Градусов ослабление откинулся на подушку, полуприкрыл тяжелые веки, опять заговорил, будто предупреждая ответ Мельниченко:
— Эх, Василий Николаевич, ты только сантименты брось. Ты меня как больного не жалей. По-мужски, брат, давай. Знаю, что ты думаешь обо мне. Но я свою линию открыто доводил, копеечный авторитет душки майора не завоевывал… Да, строг был, ошибок людям не прощал, по головке не гладил. Что же, армия — суровая штука, не шпорами звенеть! Сам воевал — знаю: малейшая, голубчик, ошибка к катастрофе ведет… А кто виноват? Офицер. Не сумел, значит, научить, не научил приказания выполнять! Тут, брат, и честь офицерская! Что же ты молчишь, капитан? Иль не согласен? — Градусов осторожными движениями потер пухлую грудь и попросил: — Говори…
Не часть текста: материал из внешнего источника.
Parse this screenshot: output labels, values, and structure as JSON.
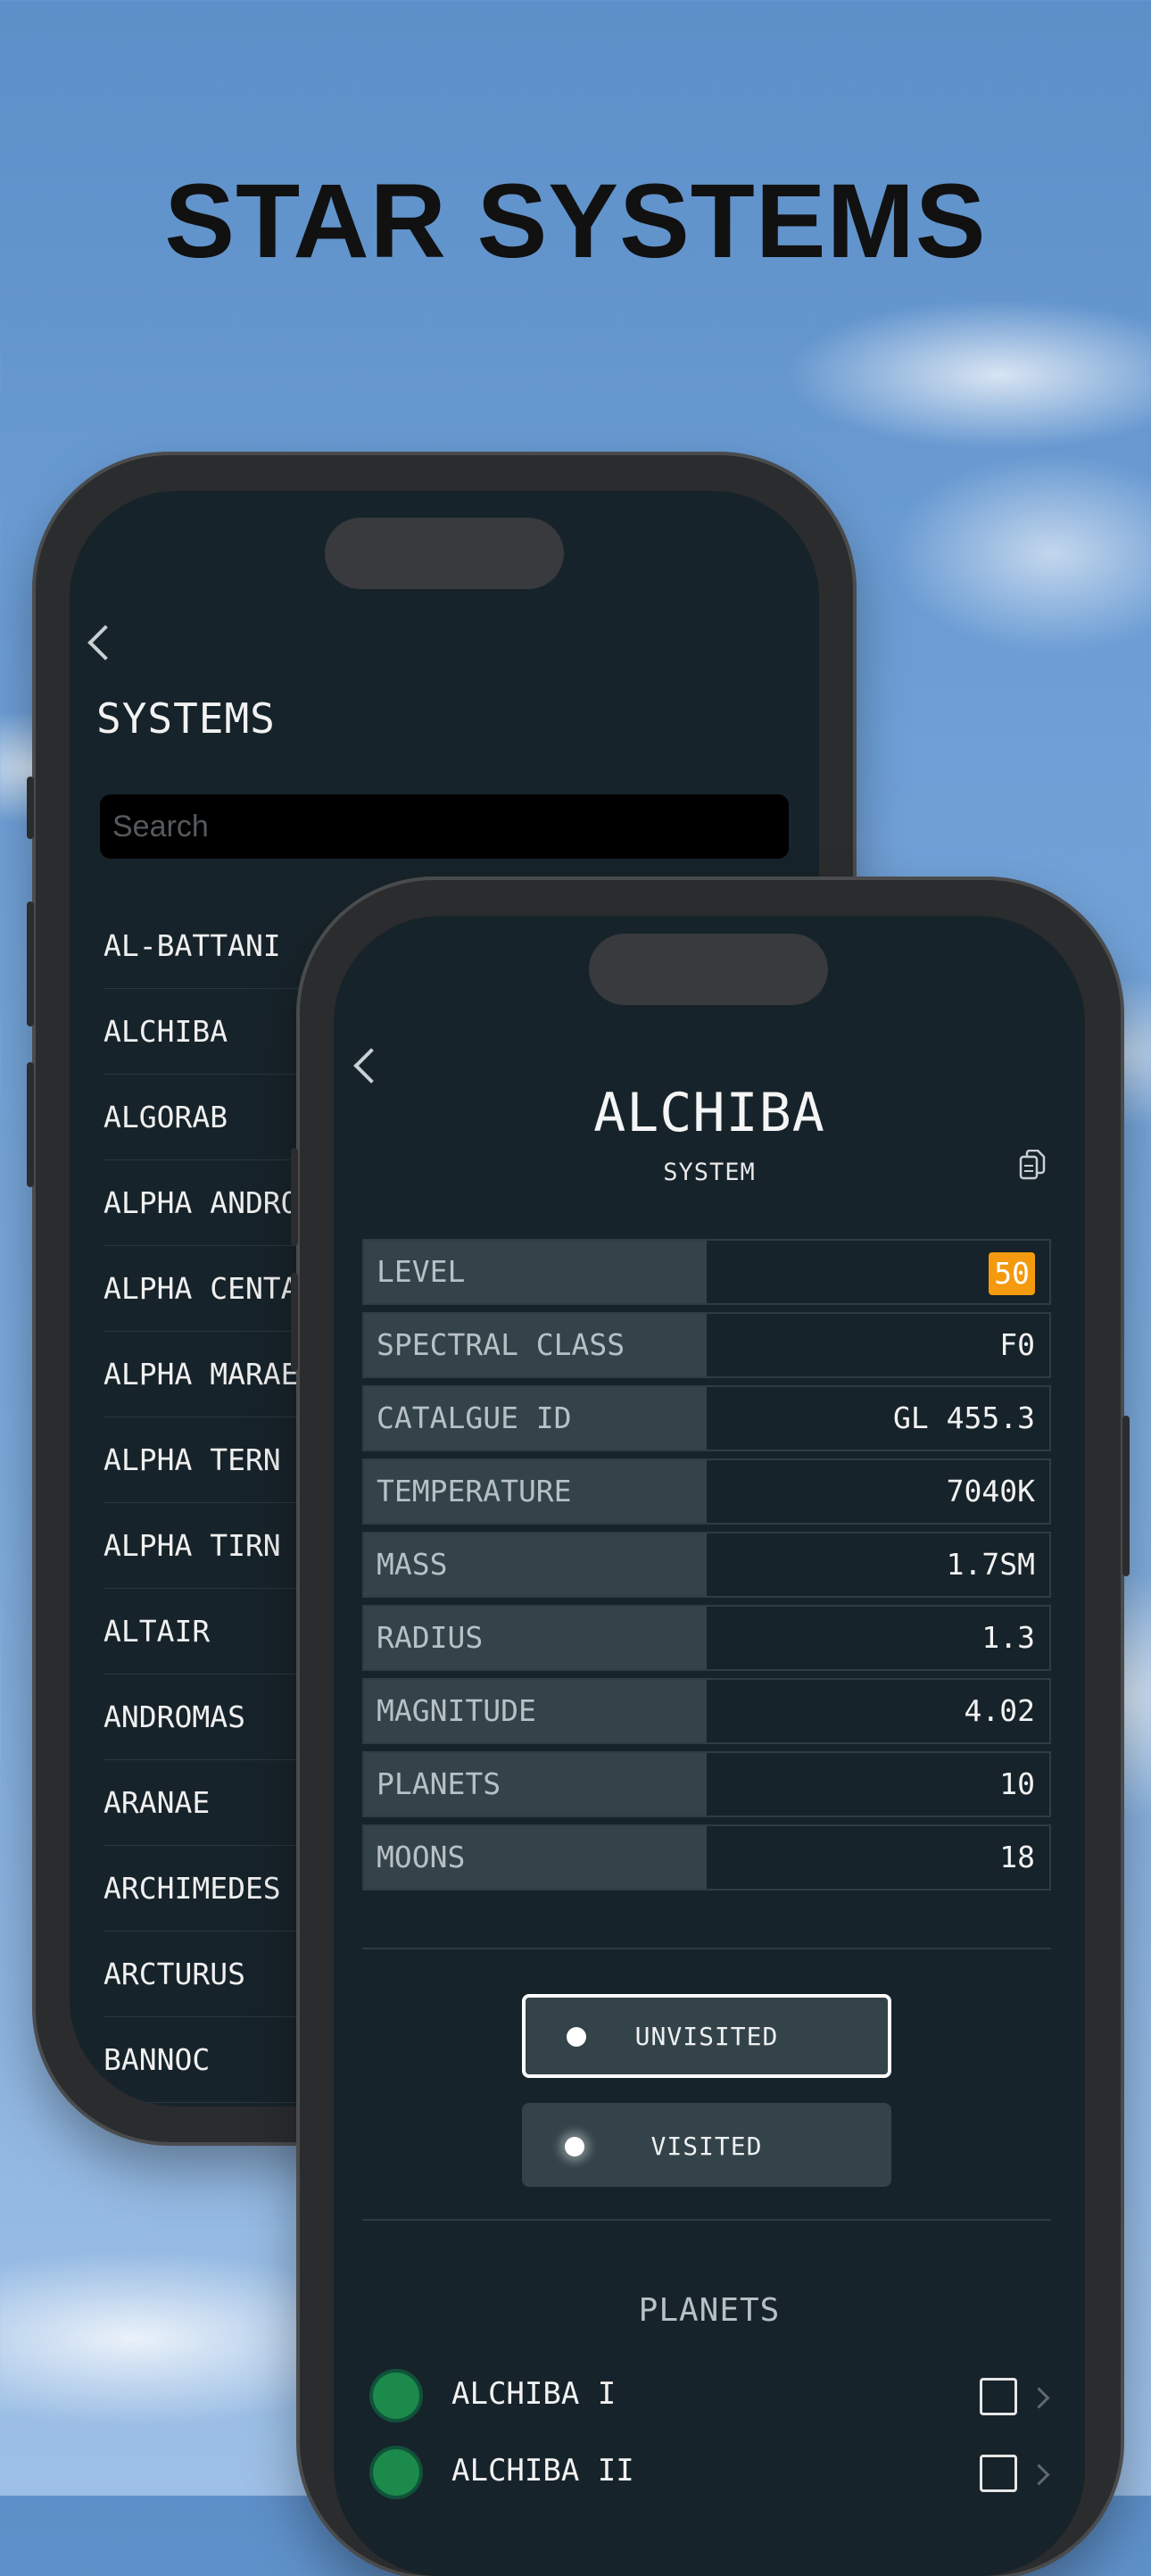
{
  "headline": "STAR SYSTEMS",
  "systems_screen": {
    "title": "SYSTEMS",
    "search_placeholder": "Search",
    "items": [
      "AL-BATTANI",
      "ALCHIBA",
      "ALGORAB",
      "ALPHA ANDROMEDAE",
      "ALPHA CENTAURI",
      "ALPHA MARAE",
      "ALPHA TERN",
      "ALPHA TIRN",
      "ALTAIR",
      "ANDROMAS",
      "ARANAE",
      "ARCHIMEDES",
      "ARCTURUS",
      "BANNOC"
    ]
  },
  "detail_screen": {
    "title": "ALCHIBA",
    "subtitle": "SYSTEM",
    "level_badge_color": "#f39a0e",
    "stats": [
      {
        "label": "LEVEL",
        "value": "50"
      },
      {
        "label": "SPECTRAL CLASS",
        "value": "F0"
      },
      {
        "label": "CATALGUE ID",
        "value": "GL 455.3"
      },
      {
        "label": "TEMPERATURE",
        "value": "7040K"
      },
      {
        "label": "MASS",
        "value": "1.7SM"
      },
      {
        "label": "RADIUS",
        "value": "1.3"
      },
      {
        "label": "MAGNITUDE",
        "value": "4.02"
      },
      {
        "label": "PLANETS",
        "value": "10"
      },
      {
        "label": "MOONS",
        "value": "18"
      }
    ],
    "status_options": {
      "unvisited": "UNVISITED",
      "visited": "VISITED",
      "selected": "UNVISITED"
    },
    "planets_heading": "PLANETS",
    "planets": [
      {
        "name": "ALCHIBA I",
        "color": "#1b8a4a"
      },
      {
        "name": "ALCHIBA II",
        "color": "#1b8a4a"
      }
    ]
  }
}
— В дивизионе никаких перемен, — ответил Мельниченко, хорошо понимая, что ему разрешено говорить и что не разрешено. — Никаких чепе. Все идет, как и должно идти.
— Успокаиваешь? — Градусов поворочал головой на подушке, неуспокоенный, раскрыл припухлые веки. — А эта история с Дмитриевым, с Брянцевым? Я ведь все знаю. — Он вдруг беззвучно засмеялся. — Ты, голубчик, мою болезнь не успокаивай. Говори. Ты думаешь, я устав ходячий? Думаешь, я курсантов не любил, не знал? Знал всех. Говори, брат, без валерьянки… Она мне и так осточертела.
— Что вам сказать, Иван Гаврилович? — помолчав, ответил Мельниченко. — Скажу одно: уверен — все образуется, как говорят.
— Обижен? Снял я его тогда со старшин… — Градусов, упираясь обеими руками, слабо приподнялся на постели, пытаясь сесть, натужно задышал и, покосившись на дверь, за которой то приближались, то отдалялись тихие шаги, попросил сиплым шепотом: — Дай-ка, Василий Николаевич, глоток водицы. Там, в стакане. А то жажда мучает…
Излишне торопливо Мельниченко нашел на столе и подал стакан с водой. Градусов жадно отпил несколько глотков, потом, с облегчением вздохнув, отвалился на подушку, грудь его подымалась под пижамой, и Мельниченко не без тревоги подумал, что его присутствие сейчас и начатый разговор нарушают больничный режим Градусова, нездоровье которого в самом деле серьезно, хотя майор и силится не показывать этого или не придает этому значения. И Мельниченко повторил:
— Все войдет в свою колею, Иван Гаврилович. Вам сейчас не стоит об этом думать.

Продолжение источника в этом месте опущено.